Hemen belirtilmelidir ki, inançlı işlem konusu olduğu iddia edilen mal, üçüncü kişiye devredilmişse, davanın kayıt maliki yanında inanılana da yöneltilmesi gerekmektedir. Zira inançlı işlem konusu malın muvazaalı olarak devredildiği iddiası nedeniyle son kayıt maliki aleyhine açılan davanın dinlenebilmesi için öncelikle davacı ile ilk el arasındaki temlikin inanç sözleşmesine dayalı olduğunun kanıtlanması gerekmektedir.

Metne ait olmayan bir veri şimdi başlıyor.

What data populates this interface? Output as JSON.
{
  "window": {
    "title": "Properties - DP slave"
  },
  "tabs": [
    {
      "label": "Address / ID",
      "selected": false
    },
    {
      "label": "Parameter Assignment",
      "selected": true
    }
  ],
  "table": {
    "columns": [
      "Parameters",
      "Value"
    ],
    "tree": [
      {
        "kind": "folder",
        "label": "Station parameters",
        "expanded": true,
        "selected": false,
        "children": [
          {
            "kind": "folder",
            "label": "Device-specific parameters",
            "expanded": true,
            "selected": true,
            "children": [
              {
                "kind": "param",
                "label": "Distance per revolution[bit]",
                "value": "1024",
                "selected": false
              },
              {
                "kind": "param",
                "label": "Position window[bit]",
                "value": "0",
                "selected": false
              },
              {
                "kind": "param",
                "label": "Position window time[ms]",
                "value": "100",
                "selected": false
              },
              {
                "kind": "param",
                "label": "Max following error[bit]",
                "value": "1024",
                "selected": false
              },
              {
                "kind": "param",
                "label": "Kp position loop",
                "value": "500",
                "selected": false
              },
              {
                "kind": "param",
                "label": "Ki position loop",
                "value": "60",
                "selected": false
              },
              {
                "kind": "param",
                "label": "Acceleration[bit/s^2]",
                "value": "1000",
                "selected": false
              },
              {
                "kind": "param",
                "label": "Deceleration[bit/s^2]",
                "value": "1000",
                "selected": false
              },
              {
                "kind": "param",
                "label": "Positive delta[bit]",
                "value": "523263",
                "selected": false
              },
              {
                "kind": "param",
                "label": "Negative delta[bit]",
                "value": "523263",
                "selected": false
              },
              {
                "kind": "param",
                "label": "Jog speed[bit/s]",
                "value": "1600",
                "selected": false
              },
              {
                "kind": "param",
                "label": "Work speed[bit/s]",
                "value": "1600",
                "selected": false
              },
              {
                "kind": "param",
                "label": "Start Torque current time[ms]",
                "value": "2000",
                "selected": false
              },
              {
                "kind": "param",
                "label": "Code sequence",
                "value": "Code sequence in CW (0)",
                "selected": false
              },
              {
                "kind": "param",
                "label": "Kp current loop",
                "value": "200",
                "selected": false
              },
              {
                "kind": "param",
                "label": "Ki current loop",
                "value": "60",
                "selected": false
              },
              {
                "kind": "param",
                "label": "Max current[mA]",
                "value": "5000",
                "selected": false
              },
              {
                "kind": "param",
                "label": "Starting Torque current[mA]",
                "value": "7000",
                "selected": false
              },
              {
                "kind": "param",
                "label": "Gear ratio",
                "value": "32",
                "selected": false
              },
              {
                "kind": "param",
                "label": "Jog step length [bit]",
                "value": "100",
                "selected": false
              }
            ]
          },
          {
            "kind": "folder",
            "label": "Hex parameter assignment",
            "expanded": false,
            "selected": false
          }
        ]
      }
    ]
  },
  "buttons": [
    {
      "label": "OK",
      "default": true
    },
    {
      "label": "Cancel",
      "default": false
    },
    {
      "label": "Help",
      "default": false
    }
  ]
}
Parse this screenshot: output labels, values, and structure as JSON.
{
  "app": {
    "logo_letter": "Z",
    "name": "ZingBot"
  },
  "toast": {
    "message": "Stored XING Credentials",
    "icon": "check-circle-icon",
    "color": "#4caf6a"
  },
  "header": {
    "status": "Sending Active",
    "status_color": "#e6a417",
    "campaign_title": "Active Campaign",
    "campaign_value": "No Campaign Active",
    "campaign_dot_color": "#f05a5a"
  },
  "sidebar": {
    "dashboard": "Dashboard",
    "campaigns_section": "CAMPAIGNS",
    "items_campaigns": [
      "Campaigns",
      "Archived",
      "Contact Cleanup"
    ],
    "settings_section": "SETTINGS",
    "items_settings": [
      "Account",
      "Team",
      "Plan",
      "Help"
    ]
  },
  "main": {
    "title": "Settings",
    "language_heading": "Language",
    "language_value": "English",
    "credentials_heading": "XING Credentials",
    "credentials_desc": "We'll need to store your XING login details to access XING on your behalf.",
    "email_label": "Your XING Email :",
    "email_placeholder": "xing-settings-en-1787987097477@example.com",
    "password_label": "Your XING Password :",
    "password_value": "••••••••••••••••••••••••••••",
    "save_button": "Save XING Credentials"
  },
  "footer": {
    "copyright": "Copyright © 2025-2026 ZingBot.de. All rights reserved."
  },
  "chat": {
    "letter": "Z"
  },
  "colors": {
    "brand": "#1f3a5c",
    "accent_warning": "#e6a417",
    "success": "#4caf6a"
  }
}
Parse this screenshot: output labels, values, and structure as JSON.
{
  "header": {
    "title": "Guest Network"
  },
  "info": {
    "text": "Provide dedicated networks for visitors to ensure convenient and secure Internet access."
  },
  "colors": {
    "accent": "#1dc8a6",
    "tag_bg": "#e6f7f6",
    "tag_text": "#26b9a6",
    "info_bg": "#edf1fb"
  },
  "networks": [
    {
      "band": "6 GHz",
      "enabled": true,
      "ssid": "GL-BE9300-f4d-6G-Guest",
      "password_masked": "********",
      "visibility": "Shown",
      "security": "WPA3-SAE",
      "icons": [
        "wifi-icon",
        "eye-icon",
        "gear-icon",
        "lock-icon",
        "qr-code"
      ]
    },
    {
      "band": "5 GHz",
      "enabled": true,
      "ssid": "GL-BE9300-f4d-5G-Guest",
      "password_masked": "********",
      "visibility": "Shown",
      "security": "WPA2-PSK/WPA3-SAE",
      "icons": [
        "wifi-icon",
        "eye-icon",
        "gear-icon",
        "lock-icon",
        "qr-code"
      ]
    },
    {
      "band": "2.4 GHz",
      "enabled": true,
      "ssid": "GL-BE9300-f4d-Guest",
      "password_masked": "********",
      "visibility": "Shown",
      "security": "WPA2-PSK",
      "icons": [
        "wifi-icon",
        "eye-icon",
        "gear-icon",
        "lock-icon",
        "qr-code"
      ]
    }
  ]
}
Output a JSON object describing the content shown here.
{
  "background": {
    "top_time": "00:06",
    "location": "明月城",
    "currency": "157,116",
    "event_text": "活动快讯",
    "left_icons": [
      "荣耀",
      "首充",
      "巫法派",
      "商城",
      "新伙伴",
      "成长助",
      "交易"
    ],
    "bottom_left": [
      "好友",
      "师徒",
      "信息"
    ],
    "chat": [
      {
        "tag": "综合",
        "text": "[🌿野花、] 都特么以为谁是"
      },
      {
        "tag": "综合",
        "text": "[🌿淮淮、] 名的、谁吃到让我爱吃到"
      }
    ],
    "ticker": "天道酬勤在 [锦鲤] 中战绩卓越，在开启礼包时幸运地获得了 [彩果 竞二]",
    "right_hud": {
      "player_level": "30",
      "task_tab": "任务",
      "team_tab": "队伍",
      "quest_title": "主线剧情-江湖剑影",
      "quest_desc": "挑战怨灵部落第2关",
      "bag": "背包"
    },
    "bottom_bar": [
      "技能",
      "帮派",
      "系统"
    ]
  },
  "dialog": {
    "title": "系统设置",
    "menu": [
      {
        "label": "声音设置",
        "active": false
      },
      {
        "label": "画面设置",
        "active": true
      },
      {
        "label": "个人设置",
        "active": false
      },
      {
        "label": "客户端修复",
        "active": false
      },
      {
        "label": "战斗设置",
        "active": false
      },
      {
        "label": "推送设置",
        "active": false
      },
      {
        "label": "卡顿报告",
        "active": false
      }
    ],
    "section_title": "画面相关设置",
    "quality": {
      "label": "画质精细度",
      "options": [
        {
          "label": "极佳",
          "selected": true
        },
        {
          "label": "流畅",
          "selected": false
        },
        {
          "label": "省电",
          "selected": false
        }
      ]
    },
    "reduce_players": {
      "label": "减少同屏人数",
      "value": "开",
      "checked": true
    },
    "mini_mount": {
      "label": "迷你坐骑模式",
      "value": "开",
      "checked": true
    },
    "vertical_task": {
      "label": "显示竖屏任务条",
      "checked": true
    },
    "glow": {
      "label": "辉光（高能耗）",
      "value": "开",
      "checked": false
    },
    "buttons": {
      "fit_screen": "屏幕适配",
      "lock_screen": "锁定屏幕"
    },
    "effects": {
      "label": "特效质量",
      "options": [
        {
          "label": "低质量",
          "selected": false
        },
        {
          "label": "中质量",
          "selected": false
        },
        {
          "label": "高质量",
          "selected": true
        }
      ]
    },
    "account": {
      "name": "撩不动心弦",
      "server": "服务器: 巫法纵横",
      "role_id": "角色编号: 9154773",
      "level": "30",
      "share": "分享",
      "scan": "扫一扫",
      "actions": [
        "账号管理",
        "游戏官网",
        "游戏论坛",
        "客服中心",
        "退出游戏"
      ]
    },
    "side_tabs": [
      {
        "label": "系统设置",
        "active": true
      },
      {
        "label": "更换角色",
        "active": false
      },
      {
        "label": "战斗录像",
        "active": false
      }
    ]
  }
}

Hal böyle olunca, ilk el durumundaki ......’nin davada yer almasının sağlanması, ondan sonra yukarıda açıklanan ilkeler uyarınca davacının dosyaya sunduğu dava konusu taşınmazın ...adına olan tapu senedi ve arkasında yer alan yazı da değerlendirilmek suretiyle davacı ile ...arasındaki temlikin inançlı olup olmadığının açıklığa kavuşturulması, davacı tarafından ...’a yapılan temlikin inançlı olduğunun saptanması durumunda, son kayıt maliki davalı ...’in TMK'nın 1023. maddesi uyarınca iyi niyetli olup olmadığının araştırılması, bu konudaki delillerin eksiksiz toplanılması ile 14.02.1951 tarihli 17/2 sayılı YİBK’nın uygulanmasını gerektirir vakıaların bulunup bulunmadığı da değerlendirilerek sonucuna göre karar verilmesi gerekirken eksik inceleme ve araştırma ile yazılı olduğu üzere karar verilmesi doğru değildir.

VI. KARAR

Açıklanan sebeplerle;

Davacı vekilinin temyiz itirazlarının değinilen yön itibariyle kabulü ile; temyiz olunan Bölge Adliye Mahkemesi kararının BOZULMASINA, bozma nedenine göre sair temyiz itirazlarının şimdilik incelenmesine yer olmadığına,

Peşin alınan harcın istek halinde temyiz eden davacıya iadesine,

Dosyanın Bölge Adliye Mahkemesine gönderilmesine,

14.10.2024 tarihinde oy birliğiyle karar verildi.